Gegenüber von unserem Wohnhaus lag die Oficina mit dem Lagerplatz des Salpeters, dem Salitre. Dort wurde das kostbare „Salz der Wüste“ in Säcke gefüllt. Die Eisenbahn, die einer englischen Firma gehörte und die auch die Oficina Alemania bediente, brachte den Salpeter nach Taltal, dem Verladehafen nach Europa und Nordamerika.

Das ist Taltal. Am rechten Bildrand ein großes, weißes Gebäude, die Verwaltung der Oficinas Chile und Alemania.

Geschichtliches zum Schluss

Die ersten Oficinas wurden 1830 errichtet. Die Besitzer waren chilenische und englische Unternehmer. Ihre Salpeterwerke lagen jedoch auf peruanischem und bolivianischem Staatsgebiet. Bolivien besaß sogar einen Seehafen an der Pazifikküste: Antofagasta. Die Oficinas wurden im Laufe der Jahrzehnte immer zahlreicher. Sie warfen für ihre Besitzer gute Gewinne ab, die nach Chile bzw. England gingen. Auch Perú und Bolivien profitierten von der blühenden Industrie. Nur: Beide Staaten waren pleite. Das war um 1876. In Lima und La Paz dachte man laut an die Sanierung durch Nationalisierung der Oficinas. Chile warnte dringend vor einer solchen Aktion und drohte mit einem Krieg. Perú und Bolivien meinten, es würde schon gut ablaufen und beschlossen die staatlichen „Übernahme“. In Santiago fackelte man nicht lange und erklärten 1879 den Waffengang, der bis 1883 dauerte.

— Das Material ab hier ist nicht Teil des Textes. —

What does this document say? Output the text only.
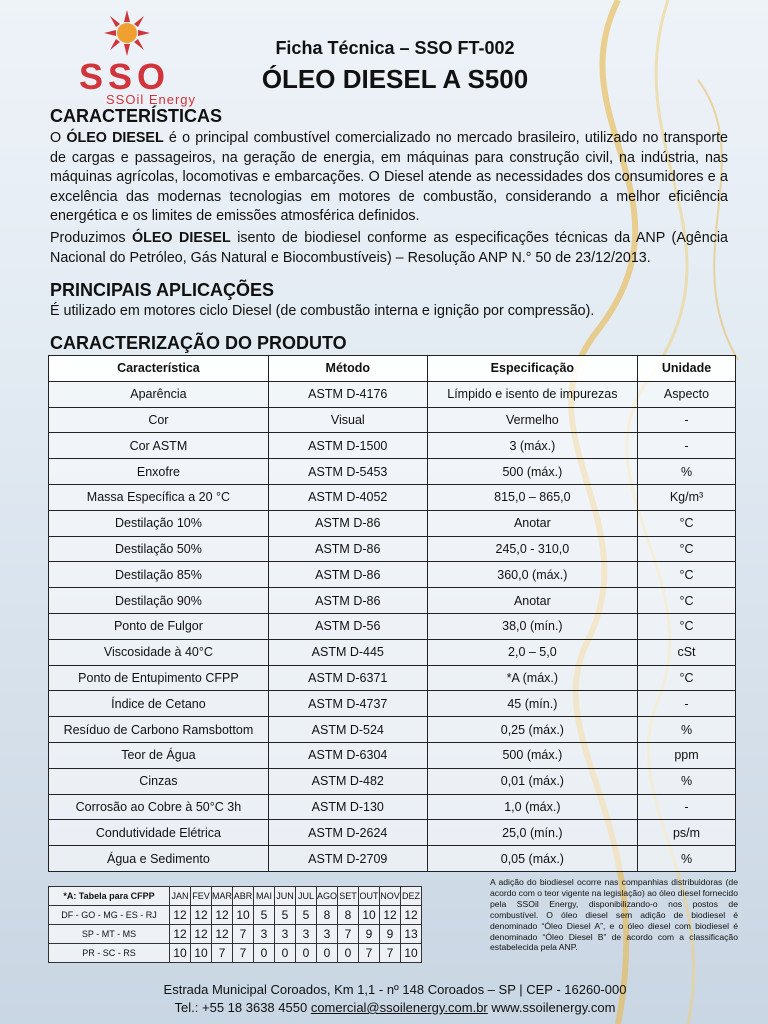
SSO
SSOil Energy
Ficha Técnica – SSO FT-002
ÓLEO DIESEL A S500
CARACTERÍSTICAS
O ÓLEO DIESEL é o principal combustível comercializado no mercado brasileiro, utilizado no transporte de cargas e passageiros, na geração de energia, em máquinas para construção civil, na indústria, nas máquinas agrícolas, locomotivas e embarcações. O Diesel atende as necessidades dos consumidores e a excelência das modernas tecnologias em motores de combustão, considerando a melhor eficiência energética e os limites de emissões atmosférica definidos.
Produzimos ÓLEO DIESEL isento de biodiesel conforme as especificações técnicas da ANP (Agência Nacional do Petróleo, Gás Natural e Biocombustíveis) – Resolução ANP N.° 50 de 23/12/2013.
PRINCIPAIS APLICAÇÕES
É utilizado em motores ciclo Diesel (de combustão interna e ignição por compressão).
CARACTERIZAÇÃO DO PRODUTO
Característica	Método	Especificação	Unidade
Aparência	ASTM D-4176	Límpido e isento de impurezas	Aspecto
Cor	Visual	Vermelho	-
Cor ASTM	ASTM D-1500	3 (máx.)	-
Enxofre	ASTM D-5453	500 (máx.)	%
Massa Específica a 20 °C	ASTM D-4052	815,0 – 865,0	Kg/m³
Destilação 10%	ASTM D-86	Anotar	°C
Destilação 50%	ASTM D-86	245,0 - 310,0	°C
Destilação 85%	ASTM D-86	360,0 (máx.)	°C
Destilação 90%	ASTM D-86	Anotar	°C
Ponto de Fulgor	ASTM D-56	38,0 (mín.)	°C
Viscosidade à 40°C	ASTM D-445	2,0 – 5,0	cSt
Ponto de Entupimento CFPP	ASTM D-6371	*A (máx.)	°C
Índice de Cetano	ASTM D-4737	45 (mín.)	-
Resíduo de Carbono Ramsbottom	ASTM D-524	0,25 (máx.)	%
Teor de Água	ASTM D-6304	500 (máx.)	ppm
Cinzas	ASTM D-482	0,01 (máx.)	%
Corrosão ao Cobre à 50°C 3h	ASTM D-130	1,0 (máx.)	-
Condutividade Elétrica	ASTM D-2624	25,0 (mín.)	ps/m
Água e Sedimento	ASTM D-2709	0,05 (máx.)	%
*A: Tabela para CFPP	JAN	FEV	MAR	ABR	MAI	JUN	JUL	AGO	SET	OUT	NOV	DEZ
DF - GO - MG - ES - RJ	12	12	12	10	5	5	5	8	8	10	12	12
SP - MT - MS	12	12	12	7	3	3	3	3	7	9	9	13
PR - SC - RS	10	10	7	7	0	0	0	0	0	7	7	10
A adição do biodiesel ocorre nas companhias distribuidoras (de acordo com o teor vigente na legislação) ao óleo diesel fornecido pela SSOil Energy, disponibilizando-o nos postos de combustível. O óleo diesel sem adição de biodiesel é denominado “Óleo Diesel A”, e o óleo diesel com biodiesel é denominado “Óleo Diesel B” de acordo com a classificação estabelecida pela ANP.
Estrada Municipal Coroados, Km 1,1 - nº 148 Coroados – SP | CEP - 16260-000
Tel.: +55 18 3638 4550 comercial@ssoilenergy.com.br www.ssoilenergy.com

Die chilenischen Soldaten, von preußischen Offizieren ausgebildet, eroberten Lima. Chile behielt die Pazifikküste bis einschließlich Arica. Bolivien verlor Antofagasta.

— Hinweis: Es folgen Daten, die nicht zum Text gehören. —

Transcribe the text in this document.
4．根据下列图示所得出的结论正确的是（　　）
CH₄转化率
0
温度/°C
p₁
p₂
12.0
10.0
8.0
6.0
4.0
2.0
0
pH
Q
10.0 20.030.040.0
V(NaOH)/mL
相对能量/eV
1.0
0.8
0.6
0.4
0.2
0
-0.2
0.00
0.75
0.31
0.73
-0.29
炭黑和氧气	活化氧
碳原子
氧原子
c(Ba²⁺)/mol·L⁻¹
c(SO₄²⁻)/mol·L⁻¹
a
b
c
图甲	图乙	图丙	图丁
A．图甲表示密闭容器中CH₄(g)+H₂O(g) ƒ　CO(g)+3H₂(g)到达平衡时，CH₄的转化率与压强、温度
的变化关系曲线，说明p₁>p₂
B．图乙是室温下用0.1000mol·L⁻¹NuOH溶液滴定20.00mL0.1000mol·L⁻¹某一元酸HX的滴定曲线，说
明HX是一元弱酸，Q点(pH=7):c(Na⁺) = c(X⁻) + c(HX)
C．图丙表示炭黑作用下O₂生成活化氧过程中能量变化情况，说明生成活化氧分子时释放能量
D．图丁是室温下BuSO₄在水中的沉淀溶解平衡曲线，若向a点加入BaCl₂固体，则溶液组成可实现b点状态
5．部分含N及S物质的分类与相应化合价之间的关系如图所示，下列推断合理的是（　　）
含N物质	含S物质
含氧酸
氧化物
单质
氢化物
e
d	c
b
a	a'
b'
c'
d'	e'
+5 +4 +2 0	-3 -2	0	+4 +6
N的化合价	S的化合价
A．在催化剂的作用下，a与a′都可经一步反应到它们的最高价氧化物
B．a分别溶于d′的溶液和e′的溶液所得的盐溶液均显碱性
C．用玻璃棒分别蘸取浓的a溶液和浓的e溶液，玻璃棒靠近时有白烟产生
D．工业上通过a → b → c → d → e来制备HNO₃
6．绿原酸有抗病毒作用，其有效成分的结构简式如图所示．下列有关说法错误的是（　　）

Bis 1926/27 blühte die chilenische Salpeterindustrie, die auch für den Staatshaushalt so wichtig war. Für jeden Sack Salpeter, der das Land verließ, mußte Ausfuhrzoll erlegt werden. In Deutschland hatten die Chemiker Haber und Bosch 1914 ein Verfahren erfunden, mit dem der in der Luft enthaltene Stickstoff gewonnen werden kann. Alle deutschen Patente wurden im Versailler „Vertrag“ 1919 für die Siegermächte freigegeben. Der US-Unternehmer Guggenheim errichtete in den Staaten und in Kanada Stickstoffwerke. Natürlich war der Chilesalpeter ein Ärgernis für ihn. Durch Finanzmanipulationen und Bestechung von Politikern kam es zur Schließung von etwas 60 Oficinas, die rund drei Millionen Tonnen jährlich produzierten. Etwa 60.000 Salitreros und ihre Angehörigen verließen die Atacama und gingen nach Mittel- und Südchile. Es kam zu sozialen Unruhen. Der Staatshaushalt geriet aus den Fugen – es fehlte der Ausfuhrzoll! Erst der Diktator Ibañez wurde mit dem Chaos fertig. Heutzutage gibt es nur noch wenige Oficinas, z. B. María Elena, die neuzeitlich eingerichtet sind und profitabel produzieren.